There are some personal guidelines that have served me well on my career with software testing and creation. While I teach Be Lazy to new programmers to avoid mistakes through allowing IDEs to do some of the basic lifting for them, my main thing to teach new testers is the idea of Never be Bored.


Imagine a day at the office, testing the same software you've tested before. To get into the system, you need to log in. To get started with testing the functionality, you need some actions to set the state and data just right. You keep repeating the moves, if not every day, quite often. How could you not be bored?

Let's face it. Repetition is boring. If you feel you're bored, it should be a trigger telling you that you're not doing what you could be doing. Never repeat exactly. Keep yourself awake, thinking of what could you vary.

You need to log in. But why would you need to log in with the same user account every time? What if, just to spice things up, you'd create a new one? You need the state and data right for your test. What if, just today, you would create different set of data? What if you, just today, created a script to do this, and varied that script sometimes when you feel the need of doing something different? You need to get to the right functionality, and it requires these moves you need to do.

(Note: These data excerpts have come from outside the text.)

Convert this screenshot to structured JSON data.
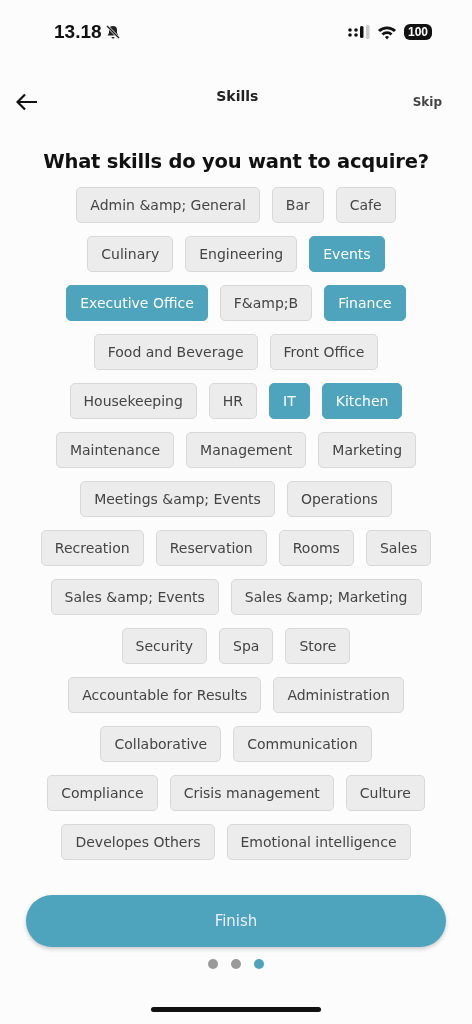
{
  "status_bar": {
    "time": "13.18",
    "battery": "100"
  },
  "header": {
    "title": "Skills",
    "skip": "Skip"
  },
  "question": "What skills do you want to acquire?",
  "skill_rows": [
    [
      {
        "label": "Admin &amp; General",
        "selected": false
      },
      {
        "label": "Bar",
        "selected": false
      },
      {
        "label": "Cafe",
        "selected": false
      }
    ],
    [
      {
        "label": "Culinary",
        "selected": false
      },
      {
        "label": "Engineering",
        "selected": false
      },
      {
        "label": "Events",
        "selected": true
      }
    ],
    [
      {
        "label": "Executive Office",
        "selected": true
      },
      {
        "label": "F&amp;B",
        "selected": false
      },
      {
        "label": "Finance",
        "selected": true
      }
    ],
    [
      {
        "label": "Food and Beverage",
        "selected": false
      },
      {
        "label": "Front Office",
        "selected": false
      }
    ],
    [
      {
        "label": "Housekeeping",
        "selected": false
      },
      {
        "label": "HR",
        "selected": false
      },
      {
        "label": "IT",
        "selected": true
      },
      {
        "label": "Kitchen",
        "selected": true
      }
    ],
    [
      {
        "label": "Maintenance",
        "selected": false
      },
      {
        "label": "Management",
        "selected": false
      },
      {
        "label": "Marketing",
        "selected": false
      }
    ],
    [
      {
        "label": "Meetings &amp; Events",
        "selected": false
      },
      {
        "label": "Operations",
        "selected": false
      }
    ],
    [
      {
        "label": "Recreation",
        "selected": false
      },
      {
        "label": "Reservation",
        "selected": false
      },
      {
        "label": "Rooms",
        "selected": false
      },
      {
        "label": "Sales",
        "selected": false
      }
    ],
    [
      {
        "label": "Sales &amp; Events",
        "selected": false
      },
      {
        "label": "Sales &amp; Marketing",
        "selected": false
      }
    ],
    [
      {
        "label": "Security",
        "selected": false
      },
      {
        "label": "Spa",
        "selected": false
      },
      {
        "label": "Store",
        "selected": false
      }
    ],
    [
      {
        "label": "Accountable for Results",
        "selected": false
      },
      {
        "label": "Administration",
        "selected": false
      }
    ],
    [
      {
        "label": "Collaborative",
        "selected": false
      },
      {
        "label": "Communication",
        "selected": false
      }
    ],
    [
      {
        "label": "Compliance",
        "selected": false
      },
      {
        "label": "Crisis management",
        "selected": false
      },
      {
        "label": "Culture",
        "selected": false
      }
    ],
    [
      {
        "label": "Developes Others",
        "selected": false
      },
      {
        "label": "Emotional intelligence",
        "selected": false
      }
    ]
  ],
  "finish_button": "Finish",
  "page_dots": [
    {
      "selected": false
    },
    {
      "selected": false
    },
    {
      "selected": true
    }
  ]
}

But what if you did something before, something while getting there, and something after?

Variables are everywhere, and the idea of Never Be Bored helps figure out when you get stuck in your ways, the steps through a minefield that minimize your chance of a lucky accident of finding something new.

In the intersection of automation and exploratory testing, we approach the things that make us bored a little differently. Looking at things primarily as exploratory tester, not being bored means different paths as repeating narrows the coverage we can achieve overall. Looking at things primarily as test automation specialist, not being bored means that since there could and should be repetition, at least we don't personally have to be around for all of it. For great testing, we're intertwining these perspectives for a great balance.



Having both perspectives intertwined works great on the Never Be Bored heuristic. It makes our work more versatile, and our results more relevant and sustainable.